Purpose of This Review
Urologic clinical professionals are often not fully informed about the most recent developments in genetic screenings for prostate cancer. Recent genetics and genomics studies of prostate cancer have helped to clarify the genetic basis of this common but complex disease. Genome-wide studies have detected numerous variants associated with this disease, as well as common gene fusions and expression "signatures" in prostate tumors. On the basis of these results, some clinicians may advocate gene-based individualized screening for prostate cancer, although such testing may distinguish only disease aggressiveness (Witte, 2009).

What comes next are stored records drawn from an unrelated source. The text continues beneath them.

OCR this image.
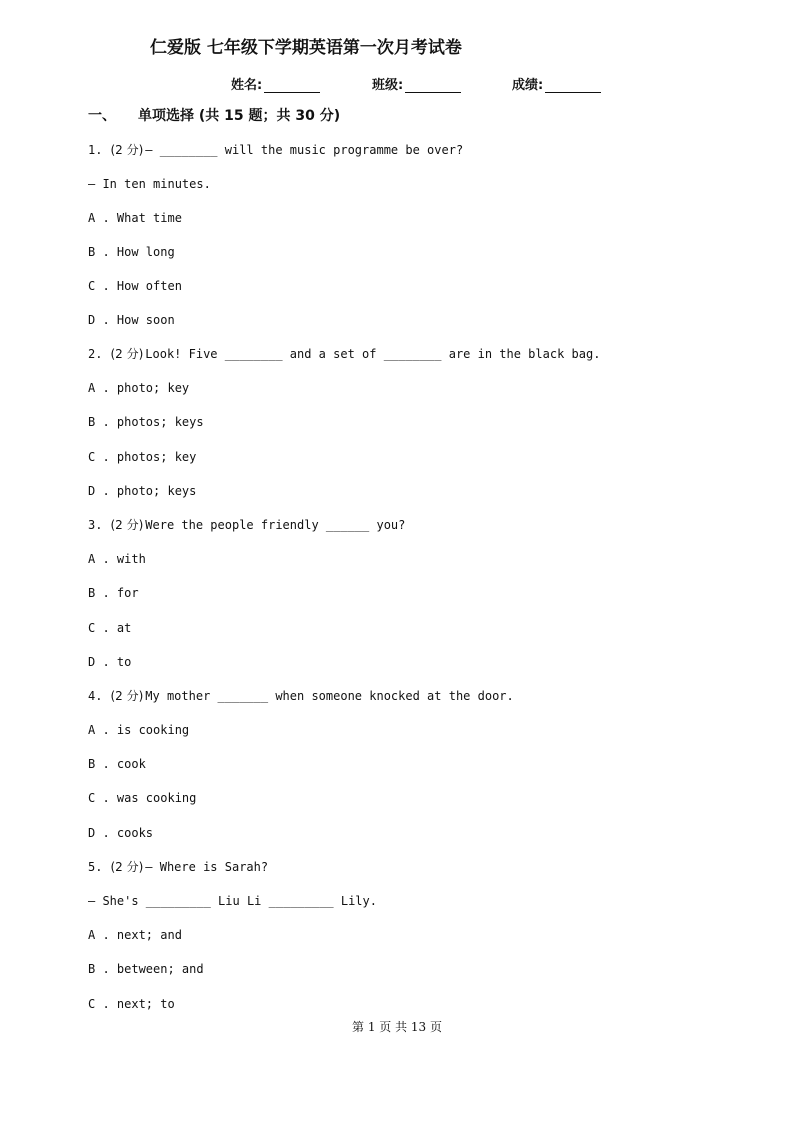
仁爱版 七年级下学期英语第一次月考试卷
姓名:	班级:	成绩:
一、 单项选择 (共 15 题；共 30 分)
1. (2 分) — ________ will the music programme be over?
— In ten minutes.
A . What time
B . How long
C . How often
D . How soon
2. (2 分) Look! Five ________ and a set of ________ are in the black bag.
A . photo; key
B . photos; keys
C . photos; key
D . photo; keys
3. (2 分) Were the people friendly ______ you?
A . with
B . for
C . at
D . to
4. (2 分) My mother _______ when someone knocked at the door.
A . is cooking
B . cook
C . was cooking
D . cooks
5. (2 分) — Where is Sarah?
— She's _________ Liu Li _________ Lily.
A . next; and
B . between; and
C . next; to
第 1 页 共 13 页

Genetic alterations associated with prostate cancer have also been found (Hao et al., 2011; Zheng et al., 2008). Ongoing research into genetic markers of prostate cancer is needed to improve the effectiveness of diagnosis and treatment. The genetic testing of prostate cancer susceptibility genes has implications for surveillance and treatment of the disease. The identification of causative mutations provides valuable information for patients and their at-risk family members. Genetic counseling of patients and their family members also promotes enhanced understanding of the disease and treatment (Birmingham et al., 2013; Chan-Smutko, 2012).